Für Marx beschränkte sich die fundamentale Krisentendenz der kapitalistischen Produktionsweise nicht auf periodische Wirtschaftsabschwünge. Vielmehr zeigte sie sich am eindrücklichsten in einer permanenten Krise der Arbeitswelt. Die differentia specifica kapitalistischer ›ökonomischer‹ Krisen – dass Menschen trotz guter Ernten verhungern und Produktionsmittel trotz Bedarfs an ihren Erzeugnissen brachliegen – ist lediglich ein Moment dieser umfassenderen Krise: der ständigen Reproduktion einer Knappheit von Arbeitsplätzen inmitten eines Überflusses an Gütern. Es ist die Dynamik dieser Krise – der Krise der Reproduktion des Verhältnisses von Kapital und Arbeit –, die der vorliegende Artikel untersucht.3

Einfache und erweiterte Reproduktion

So komplex die Resultate des Kapitals sind, es hat nur eine wesentliche Voraussetzung: Menschen, die keinen direkten Zugang zu den lebensnotwendigen Gütern haben und folglich auf die Vermittlung des Marktes angewiesen sind. Daher der Begriff ›Proletariat‹, der ursprünglich landlose Bürger in römischen Städten bezeichnete. Mangels Arbeit befriedete der Staat sie zunächst durch Brot und Spiele und später, indem er sie als Söldner beschäftigte. Doch die proletarische Existenz ist historisch betrachtet außergewöhnlich: In Gestalt von autarken Bauern oder Hirten besaß die globale Bauernschaft meist direkten Zugang zum Land, auch wenn sie fast immer einen Teil ihres Produkts an die herrschenden Eliten abgeben musste. Dies machte die »ursprüngliche Akkumulation« notwendig: Die Trennung der Menschen vom Land, ihrem wichtigsten Reproduktionsmittel, bewirke eine umfassende Abhängigkeit vom Warentausch.4 In Europa wurde dieser Prozess in den 1950er und 1960er Jahren abgeschlossen. In globalem Maßstab nähert er sich – mit Ausnahme des subsaharischen Afrika, Teilen Südasiens und Chinas – erst jetzt seinem Endpunkt.

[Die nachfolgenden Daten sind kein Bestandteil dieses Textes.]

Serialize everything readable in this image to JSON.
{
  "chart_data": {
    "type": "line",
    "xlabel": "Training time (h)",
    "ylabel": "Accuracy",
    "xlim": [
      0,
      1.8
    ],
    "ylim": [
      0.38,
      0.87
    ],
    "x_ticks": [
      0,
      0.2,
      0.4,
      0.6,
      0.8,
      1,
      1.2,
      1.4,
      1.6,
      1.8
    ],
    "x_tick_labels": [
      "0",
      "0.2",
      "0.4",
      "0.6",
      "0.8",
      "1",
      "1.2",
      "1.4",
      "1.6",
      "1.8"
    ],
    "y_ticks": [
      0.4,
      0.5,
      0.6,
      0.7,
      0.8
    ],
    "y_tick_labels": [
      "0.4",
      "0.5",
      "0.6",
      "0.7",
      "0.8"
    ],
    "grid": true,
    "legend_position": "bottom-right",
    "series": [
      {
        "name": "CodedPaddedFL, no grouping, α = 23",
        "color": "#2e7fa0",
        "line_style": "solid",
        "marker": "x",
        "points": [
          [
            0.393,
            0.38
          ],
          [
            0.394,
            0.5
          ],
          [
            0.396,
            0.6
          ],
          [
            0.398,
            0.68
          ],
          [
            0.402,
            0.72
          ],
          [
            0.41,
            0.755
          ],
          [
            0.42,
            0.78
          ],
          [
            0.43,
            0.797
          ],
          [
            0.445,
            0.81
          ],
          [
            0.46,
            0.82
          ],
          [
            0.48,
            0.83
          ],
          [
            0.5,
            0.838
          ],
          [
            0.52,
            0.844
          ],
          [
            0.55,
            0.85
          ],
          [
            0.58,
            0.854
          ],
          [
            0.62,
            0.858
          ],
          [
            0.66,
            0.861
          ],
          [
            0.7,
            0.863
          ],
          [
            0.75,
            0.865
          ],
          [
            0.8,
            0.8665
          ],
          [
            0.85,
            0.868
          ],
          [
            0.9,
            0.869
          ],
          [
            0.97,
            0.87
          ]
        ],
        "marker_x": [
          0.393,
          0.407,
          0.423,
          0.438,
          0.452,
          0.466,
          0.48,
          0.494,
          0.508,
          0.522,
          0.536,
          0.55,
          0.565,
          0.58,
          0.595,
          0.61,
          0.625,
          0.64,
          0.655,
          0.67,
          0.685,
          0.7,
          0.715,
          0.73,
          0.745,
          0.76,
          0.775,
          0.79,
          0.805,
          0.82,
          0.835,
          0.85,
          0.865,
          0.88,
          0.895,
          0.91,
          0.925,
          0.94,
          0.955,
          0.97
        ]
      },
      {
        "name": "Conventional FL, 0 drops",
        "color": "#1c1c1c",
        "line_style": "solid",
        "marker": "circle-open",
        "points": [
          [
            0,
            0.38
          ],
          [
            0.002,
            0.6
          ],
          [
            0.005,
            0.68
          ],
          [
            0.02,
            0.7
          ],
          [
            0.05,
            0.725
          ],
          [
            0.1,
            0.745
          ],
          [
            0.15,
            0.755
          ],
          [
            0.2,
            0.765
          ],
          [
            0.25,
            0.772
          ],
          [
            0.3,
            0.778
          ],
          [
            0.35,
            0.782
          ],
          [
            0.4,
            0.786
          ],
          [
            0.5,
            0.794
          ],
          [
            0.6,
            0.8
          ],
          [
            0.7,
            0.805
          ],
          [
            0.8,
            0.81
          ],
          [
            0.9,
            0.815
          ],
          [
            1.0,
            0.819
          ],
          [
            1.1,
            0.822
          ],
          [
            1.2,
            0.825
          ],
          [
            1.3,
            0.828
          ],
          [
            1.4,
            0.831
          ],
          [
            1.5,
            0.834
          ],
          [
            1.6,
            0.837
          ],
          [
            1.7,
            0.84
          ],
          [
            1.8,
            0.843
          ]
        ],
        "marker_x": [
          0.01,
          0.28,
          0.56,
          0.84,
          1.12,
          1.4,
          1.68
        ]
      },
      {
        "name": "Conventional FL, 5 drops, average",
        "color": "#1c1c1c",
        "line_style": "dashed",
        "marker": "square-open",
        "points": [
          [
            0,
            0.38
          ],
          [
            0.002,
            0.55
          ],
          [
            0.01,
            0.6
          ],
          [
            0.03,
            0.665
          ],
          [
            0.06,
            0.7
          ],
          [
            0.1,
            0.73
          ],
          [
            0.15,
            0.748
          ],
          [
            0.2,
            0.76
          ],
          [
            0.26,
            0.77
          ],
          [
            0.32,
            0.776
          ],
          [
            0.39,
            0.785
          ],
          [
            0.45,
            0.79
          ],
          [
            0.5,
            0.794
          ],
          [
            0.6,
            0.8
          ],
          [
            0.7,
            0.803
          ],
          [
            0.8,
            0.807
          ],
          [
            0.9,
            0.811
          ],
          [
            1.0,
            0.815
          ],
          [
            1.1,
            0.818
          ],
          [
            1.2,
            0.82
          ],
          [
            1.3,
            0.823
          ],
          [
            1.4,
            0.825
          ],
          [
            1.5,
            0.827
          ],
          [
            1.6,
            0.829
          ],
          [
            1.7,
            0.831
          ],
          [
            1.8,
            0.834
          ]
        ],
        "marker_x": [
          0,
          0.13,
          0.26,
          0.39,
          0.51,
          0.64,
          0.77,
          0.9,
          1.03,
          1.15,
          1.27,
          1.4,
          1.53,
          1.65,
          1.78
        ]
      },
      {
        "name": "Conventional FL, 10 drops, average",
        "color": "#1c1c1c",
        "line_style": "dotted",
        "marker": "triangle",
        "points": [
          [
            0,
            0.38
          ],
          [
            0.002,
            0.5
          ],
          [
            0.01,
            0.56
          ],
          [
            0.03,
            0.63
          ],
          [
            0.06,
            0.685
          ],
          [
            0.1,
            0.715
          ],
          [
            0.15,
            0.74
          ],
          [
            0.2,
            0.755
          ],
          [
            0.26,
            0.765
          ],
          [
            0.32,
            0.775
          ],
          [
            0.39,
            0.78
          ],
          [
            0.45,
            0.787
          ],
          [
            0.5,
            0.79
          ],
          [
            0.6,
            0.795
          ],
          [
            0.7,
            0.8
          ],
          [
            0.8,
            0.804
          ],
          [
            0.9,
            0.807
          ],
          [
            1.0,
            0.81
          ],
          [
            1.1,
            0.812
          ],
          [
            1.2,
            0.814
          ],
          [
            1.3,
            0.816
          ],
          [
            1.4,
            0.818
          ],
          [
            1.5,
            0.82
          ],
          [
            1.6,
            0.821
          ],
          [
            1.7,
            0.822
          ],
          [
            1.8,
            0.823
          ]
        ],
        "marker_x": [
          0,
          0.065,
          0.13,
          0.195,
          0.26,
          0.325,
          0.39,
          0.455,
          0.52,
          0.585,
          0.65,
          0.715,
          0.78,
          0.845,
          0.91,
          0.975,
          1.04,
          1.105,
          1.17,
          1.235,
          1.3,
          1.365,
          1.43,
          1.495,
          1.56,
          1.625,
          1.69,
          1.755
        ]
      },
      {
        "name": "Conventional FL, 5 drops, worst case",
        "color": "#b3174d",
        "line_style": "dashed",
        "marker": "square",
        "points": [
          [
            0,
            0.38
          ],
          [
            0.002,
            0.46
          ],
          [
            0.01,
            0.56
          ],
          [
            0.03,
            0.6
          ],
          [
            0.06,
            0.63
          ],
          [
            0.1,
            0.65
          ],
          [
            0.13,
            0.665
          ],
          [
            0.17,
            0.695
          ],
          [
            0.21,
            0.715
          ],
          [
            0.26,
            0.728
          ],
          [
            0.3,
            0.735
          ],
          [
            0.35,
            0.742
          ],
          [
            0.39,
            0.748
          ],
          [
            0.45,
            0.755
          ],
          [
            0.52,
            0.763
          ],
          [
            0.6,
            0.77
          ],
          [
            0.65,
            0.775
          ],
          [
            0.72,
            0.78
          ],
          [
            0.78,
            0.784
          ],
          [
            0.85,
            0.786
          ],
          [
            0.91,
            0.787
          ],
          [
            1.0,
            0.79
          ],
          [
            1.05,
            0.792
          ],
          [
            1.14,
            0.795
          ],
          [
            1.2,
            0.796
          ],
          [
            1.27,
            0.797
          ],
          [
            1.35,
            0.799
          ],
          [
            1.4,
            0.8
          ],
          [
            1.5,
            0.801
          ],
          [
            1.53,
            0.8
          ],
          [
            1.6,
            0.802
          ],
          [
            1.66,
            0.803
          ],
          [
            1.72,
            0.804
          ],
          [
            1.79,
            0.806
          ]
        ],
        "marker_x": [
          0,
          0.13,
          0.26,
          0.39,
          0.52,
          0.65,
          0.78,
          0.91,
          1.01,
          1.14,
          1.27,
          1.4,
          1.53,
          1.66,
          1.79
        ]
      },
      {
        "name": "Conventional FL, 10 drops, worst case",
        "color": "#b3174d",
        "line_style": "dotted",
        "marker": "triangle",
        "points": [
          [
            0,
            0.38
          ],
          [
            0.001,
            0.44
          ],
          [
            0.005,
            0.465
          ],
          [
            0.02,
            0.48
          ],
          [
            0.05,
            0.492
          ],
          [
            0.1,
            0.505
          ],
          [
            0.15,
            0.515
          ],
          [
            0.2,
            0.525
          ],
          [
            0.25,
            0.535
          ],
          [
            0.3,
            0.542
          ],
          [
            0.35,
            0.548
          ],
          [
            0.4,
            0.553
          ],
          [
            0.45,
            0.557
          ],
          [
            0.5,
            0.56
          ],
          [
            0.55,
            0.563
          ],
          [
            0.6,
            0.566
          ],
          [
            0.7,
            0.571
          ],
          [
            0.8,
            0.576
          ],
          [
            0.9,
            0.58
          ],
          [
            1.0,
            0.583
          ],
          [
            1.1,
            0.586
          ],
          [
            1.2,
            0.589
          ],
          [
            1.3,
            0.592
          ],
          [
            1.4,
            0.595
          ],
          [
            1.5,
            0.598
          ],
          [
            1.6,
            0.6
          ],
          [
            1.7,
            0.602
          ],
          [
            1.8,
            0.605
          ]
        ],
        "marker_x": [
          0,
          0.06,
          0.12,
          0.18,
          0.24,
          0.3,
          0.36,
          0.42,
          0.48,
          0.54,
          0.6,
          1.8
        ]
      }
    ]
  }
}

Es genügt jedoch nicht, dass die Trennung der Menschen vom Land einmal vollzogen wird. Damit sich Kapital und ›freie‹ Arbeit stets von Neuem auf dem Markt gegenübertreten, bedarf es ihrer beständigen Wiederholung. Zum einen muss das Kapital auf dem Arbeitsmarkt bereits eine Masse von Menschen vorfinden, die keinen direkten Zugang zu Produktionsmitteln besitzen und folglich ihre Arbeitskraft für einen Lohn anbieten. Zum anderen muss es auf dem Absatzmarkt bereits eine Masse von Menschen vorfinden, die über einen Lohn verfügen und ihn für Waren ausgeben wollen. Sind diese zwei Bedingungen nicht gegeben, kann es nur begrenzt akkumulieren, da ihm Massenproduktion und -absatz verwehrt bleiben. Die Möglichkeit einer Massenproduktion war außerhalb der USA und Großbritanniens bis 1950 eben deshalb begrenzt, weil die Größe des Marktes begrenzt war – aufgrund der Existenz einer großen, sich teilweise selbstversorgenden Bauernschaft, die nicht in erster Linie vom Lohn lebte. Die Geschichte der Nachkriegsphase ist die Geschichte der tendenziellen Abschaffung der verbliebenen globalen Bauernschaft, zunächst als autarke Bauern und schließlich als Bauern, die das von ihnen bearbeitete Land besitzen, schlechthin.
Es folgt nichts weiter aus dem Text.